E quel giorno venne a cercarmi. Mi disse:
— Ha ucciso tuo padre. E tu, non hai detto nulla. Hai lasciato fare.
E mi sputò addosso. Letteralmente.
Mi chiamò vigliacco.
Aveva ragione.
Ma ignorava l'altra verità.
Quella che mia madre mi aveva sussurrato una sera, tra due bicchieri, piangendo:
— Era anche tuo padre, Michel. Pensi che l'abbia risparmiato per niente? Lo sapeva. Ma non voleva ammetterlo. Così ha cancellato il problema. Ma tu… ti ha lasciato. Eri la sua punizione vivente.

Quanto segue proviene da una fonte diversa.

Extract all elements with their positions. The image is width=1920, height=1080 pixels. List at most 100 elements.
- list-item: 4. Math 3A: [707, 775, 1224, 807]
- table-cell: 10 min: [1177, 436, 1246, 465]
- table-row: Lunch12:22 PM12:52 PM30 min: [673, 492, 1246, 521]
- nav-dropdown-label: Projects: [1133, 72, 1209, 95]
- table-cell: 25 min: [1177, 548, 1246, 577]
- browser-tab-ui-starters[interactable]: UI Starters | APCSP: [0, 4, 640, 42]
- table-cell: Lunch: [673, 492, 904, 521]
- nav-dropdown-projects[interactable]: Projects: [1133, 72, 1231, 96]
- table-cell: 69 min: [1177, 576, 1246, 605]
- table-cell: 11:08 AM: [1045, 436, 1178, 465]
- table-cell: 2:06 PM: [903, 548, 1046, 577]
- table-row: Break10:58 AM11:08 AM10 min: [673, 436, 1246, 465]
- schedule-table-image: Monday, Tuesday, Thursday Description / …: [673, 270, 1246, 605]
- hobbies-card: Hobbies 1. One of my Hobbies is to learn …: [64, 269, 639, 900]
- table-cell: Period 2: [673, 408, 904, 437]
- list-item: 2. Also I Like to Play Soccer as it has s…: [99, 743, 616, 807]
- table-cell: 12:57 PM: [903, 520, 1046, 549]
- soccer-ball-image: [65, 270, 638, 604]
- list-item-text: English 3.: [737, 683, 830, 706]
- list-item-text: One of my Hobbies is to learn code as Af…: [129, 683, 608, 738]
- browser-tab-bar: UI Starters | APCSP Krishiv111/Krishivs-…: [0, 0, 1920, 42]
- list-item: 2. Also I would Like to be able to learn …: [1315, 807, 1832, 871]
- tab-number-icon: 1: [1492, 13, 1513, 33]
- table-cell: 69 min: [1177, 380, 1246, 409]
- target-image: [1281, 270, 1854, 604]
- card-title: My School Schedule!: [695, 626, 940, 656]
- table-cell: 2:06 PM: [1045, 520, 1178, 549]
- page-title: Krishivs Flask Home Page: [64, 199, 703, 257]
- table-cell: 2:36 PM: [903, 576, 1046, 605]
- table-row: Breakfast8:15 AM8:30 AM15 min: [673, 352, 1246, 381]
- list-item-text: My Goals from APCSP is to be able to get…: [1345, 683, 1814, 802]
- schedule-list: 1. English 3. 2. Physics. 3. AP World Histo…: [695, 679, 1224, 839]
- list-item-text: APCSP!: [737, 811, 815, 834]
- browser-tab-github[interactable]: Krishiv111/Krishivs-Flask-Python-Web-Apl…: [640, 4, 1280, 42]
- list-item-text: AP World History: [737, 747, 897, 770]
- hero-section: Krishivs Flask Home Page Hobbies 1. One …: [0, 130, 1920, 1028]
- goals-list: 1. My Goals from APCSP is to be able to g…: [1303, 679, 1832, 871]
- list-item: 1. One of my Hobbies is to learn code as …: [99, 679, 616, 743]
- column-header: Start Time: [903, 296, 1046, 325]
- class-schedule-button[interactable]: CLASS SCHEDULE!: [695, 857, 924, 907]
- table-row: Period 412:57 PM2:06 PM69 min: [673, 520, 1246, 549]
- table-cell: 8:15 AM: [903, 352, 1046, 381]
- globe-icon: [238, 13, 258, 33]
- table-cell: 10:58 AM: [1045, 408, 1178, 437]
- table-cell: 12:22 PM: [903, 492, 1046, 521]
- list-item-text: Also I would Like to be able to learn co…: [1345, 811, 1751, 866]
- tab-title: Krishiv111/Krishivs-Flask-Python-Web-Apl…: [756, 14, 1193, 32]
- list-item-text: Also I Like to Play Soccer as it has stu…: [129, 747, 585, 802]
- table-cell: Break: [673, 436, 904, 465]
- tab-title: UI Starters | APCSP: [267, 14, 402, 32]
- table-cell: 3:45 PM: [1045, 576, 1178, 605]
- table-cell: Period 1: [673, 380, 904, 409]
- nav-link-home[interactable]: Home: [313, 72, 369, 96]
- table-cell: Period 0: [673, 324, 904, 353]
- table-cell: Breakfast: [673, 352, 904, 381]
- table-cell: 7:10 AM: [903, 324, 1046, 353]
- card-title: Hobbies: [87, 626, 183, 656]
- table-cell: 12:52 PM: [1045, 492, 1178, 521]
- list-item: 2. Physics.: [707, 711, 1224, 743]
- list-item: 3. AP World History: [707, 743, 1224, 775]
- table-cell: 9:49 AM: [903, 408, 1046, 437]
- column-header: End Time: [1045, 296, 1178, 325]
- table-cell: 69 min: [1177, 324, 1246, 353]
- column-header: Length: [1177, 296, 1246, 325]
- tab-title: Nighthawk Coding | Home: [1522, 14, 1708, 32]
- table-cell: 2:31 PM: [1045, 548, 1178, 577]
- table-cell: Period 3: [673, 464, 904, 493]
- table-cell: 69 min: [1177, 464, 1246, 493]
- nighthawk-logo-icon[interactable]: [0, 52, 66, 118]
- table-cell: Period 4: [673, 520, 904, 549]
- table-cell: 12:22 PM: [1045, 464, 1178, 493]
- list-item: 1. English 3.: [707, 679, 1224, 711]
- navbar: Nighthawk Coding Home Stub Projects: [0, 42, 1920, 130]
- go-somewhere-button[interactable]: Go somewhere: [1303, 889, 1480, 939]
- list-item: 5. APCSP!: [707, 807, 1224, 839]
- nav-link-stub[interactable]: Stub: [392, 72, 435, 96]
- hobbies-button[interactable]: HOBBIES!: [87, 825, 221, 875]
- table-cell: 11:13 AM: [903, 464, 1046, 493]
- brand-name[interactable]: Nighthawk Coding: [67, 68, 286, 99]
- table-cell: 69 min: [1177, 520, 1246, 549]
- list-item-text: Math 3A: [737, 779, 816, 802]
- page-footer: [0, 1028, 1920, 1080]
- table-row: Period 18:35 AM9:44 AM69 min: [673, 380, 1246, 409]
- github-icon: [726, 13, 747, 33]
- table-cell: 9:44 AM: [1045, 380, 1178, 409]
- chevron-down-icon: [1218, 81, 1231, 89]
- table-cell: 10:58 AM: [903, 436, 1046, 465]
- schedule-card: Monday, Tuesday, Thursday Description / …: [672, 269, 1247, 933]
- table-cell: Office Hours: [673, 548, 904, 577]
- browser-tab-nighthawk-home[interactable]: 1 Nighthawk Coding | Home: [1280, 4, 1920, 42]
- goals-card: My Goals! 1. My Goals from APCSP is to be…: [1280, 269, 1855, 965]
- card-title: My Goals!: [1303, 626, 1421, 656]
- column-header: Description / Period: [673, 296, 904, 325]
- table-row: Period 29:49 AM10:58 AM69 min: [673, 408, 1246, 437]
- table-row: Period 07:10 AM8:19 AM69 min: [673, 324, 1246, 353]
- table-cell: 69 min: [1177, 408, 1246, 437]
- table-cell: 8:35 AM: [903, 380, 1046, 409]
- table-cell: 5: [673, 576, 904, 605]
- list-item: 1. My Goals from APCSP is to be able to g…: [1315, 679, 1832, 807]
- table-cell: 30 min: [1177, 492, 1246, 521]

Rimasi in piedi. Silenzioso.
Sentii qualcosa incrinarsi dentro di me.
David non era mio fratello.
Non davvero.
Era mio fratellastro.
E suo padre… era anche il mio.
L'assassino e il genitore.
Così crebbi con questo.
Non era solo un'assenza. Era una presenza viziata. Un'ombra. Un veleno. Qualcosa di indescrivibile che marciva tutto ciò che guardavo.
E David?
Diventò ciò che non sarei mai potuto essere: luminoso. Amato. Completo.
Aveva tutto. E io ero rimasto con metà di un nome. Metà di un cuore.
Allora sì. Ho sparato.
Non perché rideva.
Ma perché mi rimandava tutto ciò che non ero mai stato.
E ora, Lucia mi odia.
Ma non sa.
Non sa nulla di com'è…
…crescere con un cadavere per padre e uno specchio per fratello.